Krispy Kreme to open 11 stores in central U.S.
Winston-Salem, N.C. – Krispy Kreme has signed development agreements to open 11 Krispy Kreme shops in Arkansas, Montana, Illinois and Kentucky in the next several years. An agreement with Dennis Porter,pPresident of DTL of the Emerald Coast, includes four additional shops to open in Arkansas.
An agreement with Mark Boyd, president of Sweet Treat Holdings, includes a minimum of four shops to open throughout Montana. Finally, the agreement with Rodney Cabaness, president of Hungry Guys LLC, includes three shops to open in Marion, Illinois. and Paducah, Kentucky.
Net loss grows at New York & Co. in Q1, will alter store count
New York – Increases in selling, general and administrative (SG&A) expenses and interest expenses helped increase net loss at New York & Co. to $4.7 million in the first quarter of fiscal 2015 from $300,000 the same period a year earlier. The growing loss occurred as sales improved 2% to $223.4 million from $219.6 million, and same-store sales rose 1.8%.
In the second quarter, New York & Co. open approximately two new outlet Stores, remodel four existing locations, and close three stores, ending the quarter with 503 stores, including 76 outlet stores. The company also intends to build out its corporate headquarters. Other plans for the remainder of the fiscal year include Investments of $3 million to $4 million in information technology and e-commerce.
In addition, New York & Co. continues to work on the final phases of its business process re-engineering project, which it now expects to generate $20 million to $25 million in annualized savings once fully implemented. These savings began during the first quarter of fiscal 2015 and are expected to build throughout the second half of the fiscal year, with the full implementation completed during fiscal 2016. A portion of these savings are expected to be reinvested to fund growth and will be partially offset by the rent increase for the new corporate headquarters.
During fiscal 2015, net sales and same-store sales are expected to increase by a low single-digit percentage.
Gordman’s Stores swings to profit in Q1
Omaha, Neb. – Gordman’s Stores Inc. swung to net income of $400,000 in the first quarter of fiscal 2015 from net loss of $700,000 in the same period the prior year. Improved control of store, corporate and insurance expenses, as well the paydown of a loan, helped push Gordman’s into the black.

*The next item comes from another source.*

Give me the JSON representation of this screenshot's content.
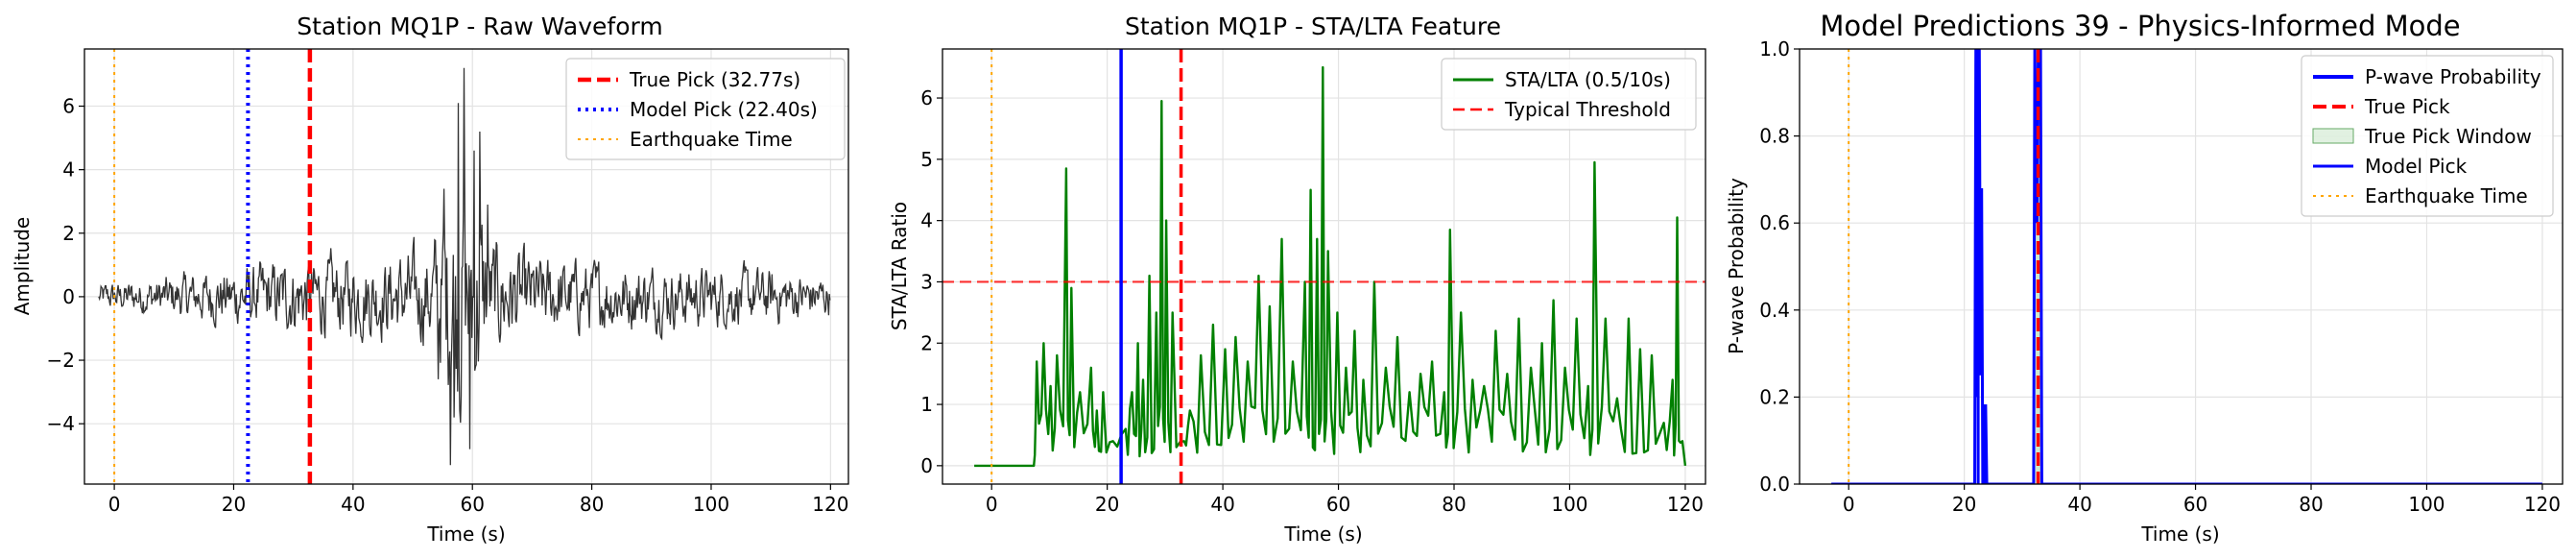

Net sales increased 2% to $145.9 million from $143 million. Same-store sales fell 1%. Gordman’s plans to open four additional new stores in 2015, two of which will open in the second quarter. The company also plans to close one store later this year when the lease term expires.
“We are seeing the guest respond to newness and we are continuing to markdown slower moving goods in season,” said Andy Hall, president and CEO. “We continue to work towards a mid-year launch of our e-commerce platform and expect to rollout our new marketing campaign late in the second quarter. Both of these initiatives are key building blocks for long term results."
For the second quarter of fiscal year 2015, Gordman’s net sales to be between $144 and $147 million, which reflects a flat to low-single digit same-store sales decrease.